If you have money in the stock market (including a 401k, retirement savings, or any other kind of pension account), you may have noticed it drop significantly last Friday.
I want to spare you all the complicated mumbo-jumbo and get down to the real stuff…
There’s a simple way of understanding what happened to your market money, why it happened, and how to protect it.
To get there, I need to introduce you to the Boogeyman…
As always, I keep my politics and my wealth separate.
Politicians do a really good job of forcing you to mingle the two, but if you’re clear-headed about it, you can keep them clean.
With that said, in this instance, set whatever political allegiances aside, because we will be diving into the Federal Reserve–the Fed Chairman Jerome Powell, to be exact.
Like I said, the market was spooked on Friday by the Boogeyman J. Powell.
The S&P 500 (TICKER: $SPX) dropped almost 2% from the previous day.
That doesn’t sound like a whole lot, but the S&P 500 is a weighted average of a variety of different stocks.
If you’re heavily invested in a sector that got hit particularly hard–Tech for example–you could’ve seen a bigger drop than 2%.

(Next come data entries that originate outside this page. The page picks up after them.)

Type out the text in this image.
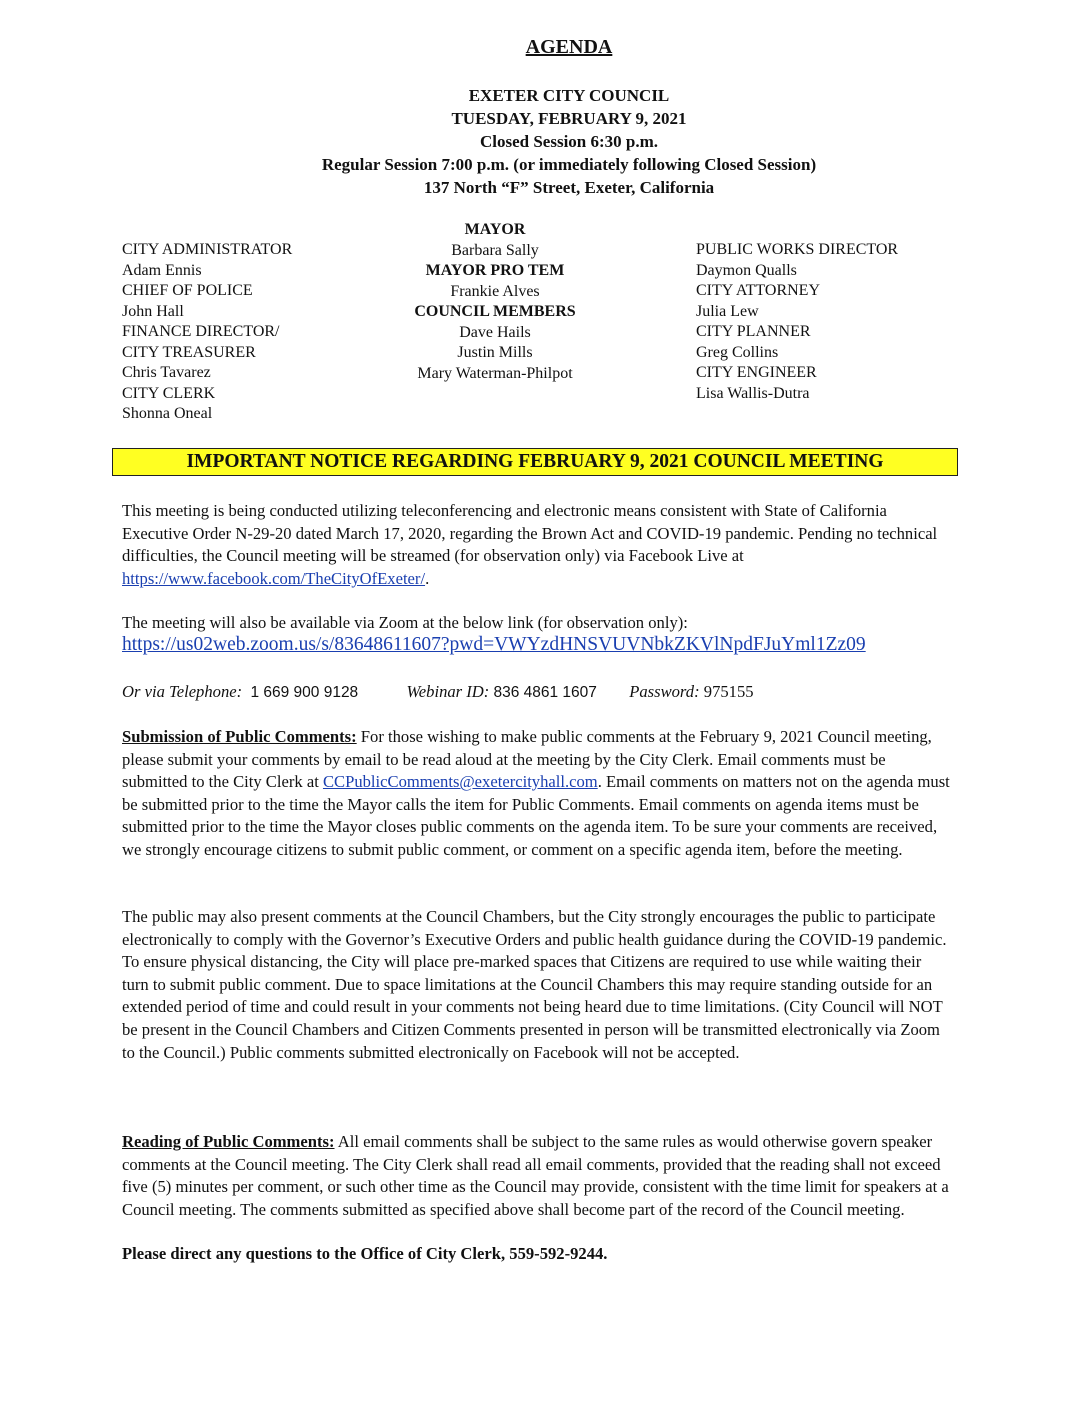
AGENDA
EXETER CITY COUNCIL
TUESDAY, FEBRUARY 9, 2021
Closed Session 6:30 p.m.
Regular Session 7:00 p.m. (or immediately following Closed Session)
137 North “F” Street, Exeter, California
CITY ADMINISTRATOR
Adam Ennis
CHIEF OF POLICE
John Hall
FINANCE DIRECTOR/
CITY TREASURER
Chris Tavarez
CITY CLERK
Shonna Oneal
MAYOR
Barbara Sally
MAYOR PRO TEM
Frankie Alves
COUNCIL MEMBERS
Dave Hails
Justin Mills
Mary Waterman-Philpot
PUBLIC WORKS DIRECTOR
Daymon Qualls
CITY ATTORNEY
Julia Lew
CITY PLANNER
Greg Collins
CITY ENGINEER
Lisa Wallis-Dutra
IMPORTANT NOTICE REGARDING FEBRUARY 9, 2021 COUNCIL MEETING
This meeting is being conducted utilizing teleconferencing and electronic means consistent with State of California Executive Order N-29-20 dated March 17, 2020, regarding the Brown Act and COVID-19 pandemic. Pending no technical difficulties, the Council meeting will be streamed (for observation only) via Facebook Live at https://www.facebook.com/TheCityOfExeter/.
The meeting will also be available via Zoom at the below link (for observation only):
https://us02web.zoom.us/s/83648611607?pwd=VWYzdHNSVUVNbkZKVlNpdFJuYml1Zz09
Or via Telephone: 1 669 900 9128	Webinar ID: 836 4861 1607 Password: 975155
Submission of Public Comments: For those wishing to make public comments at the February 9, 2021 Council meeting, please submit your comments by email to be read aloud at the meeting by the City Clerk. Email comments must be submitted to the City Clerk at CCPublicComments@exetercityhall.com. Email comments on matters not on the agenda must be submitted prior to the time the Mayor calls the item for Public Comments. Email comments on agenda items must be submitted prior to the time the Mayor closes public comments on the agenda item. To be sure your comments are received, we strongly encourage citizens to submit public comment, or comment on a specific agenda item, before the meeting.
The public may also present comments at the Council Chambers, but the City strongly encourages the public to participate electronically to comply with the Governor’s Executive Orders and public health guidance during the COVID-19 pandemic. To ensure physical distancing, the City will place pre-marked spaces that Citizens are required to use while waiting their turn to submit public comment. Due to space limitations at the Council Chambers this may require standing outside for an extended period of time and could result in your comments not being heard due to time limitations. (City Council will NOT be present in the Council Chambers and Citizen Comments presented in person will be transmitted electronically via Zoom to the Council.) Public comments submitted electronically on Facebook will not be accepted.
Reading of Public Comments: All email comments shall be subject to the same rules as would otherwise govern speaker comments at the Council meeting. The City Clerk shall read all email comments, provided that the reading shall not exceed five (5) minutes per comment, or such other time as the Council may provide, consistent with the time limit for speakers at a Council meeting. The comments submitted as specified above shall become part of the record of the Council meeting.
Please direct any questions to the Office of City Clerk, 559-592-9244.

So, that explains what happened.
Now onto the why.
Well, it’s never entirely clear why the market does what it does. It just… does.
But there’s always an array of speculation ranging widely from absolute nonsense to kinda of nonsense/maybe relevant.
It’s very rare you get someone hitting the nail on the head when it comes to why the market dropped, so all we can talk about is the most likely reason.
The Federal Reserve controls interest rates.
Interest rates have been basically at 0% for a few years now.
That means it’s cheap to borrow money. Which in turn means it’s cheap for big institutions and investors to borrow money to throw into the market.
When interest rates start to rise, the fat cats start to pull out and repay those ~0% interest loans.
Well, it just so happens there was talk of a surprise Federal Reserve meeting on February 14th.
Speculation was that the Fed will raise rates between 0.25 and 0.5 basis points (otherwise known as percent), with another kike of 0.5 basis points in March.
That could bring interest rates to above 1% by the end of March.
It doesn’t sound like a big jump, but it’s the start of upward pressure.
So, that’s why the markets (and your investments) were spooked last Friday.
How can you protect yourself?
Well, investing in gold, silver, bonds, and other “safe havens” with a decent piece of your portfolio will help balance out the rocking ship, but you’re never going to avoid it completely.
In times like this, I make sure I’ve got anywhere from 15-30% of my money spread across those avenues. When things smooth out, I dial back a bit on the “safe havens” and go deeper on tech and more revolutionary investments.
That’s my 2-cents on the market spook and how you can make the Boogeyman that is J. Powell not so scary after all.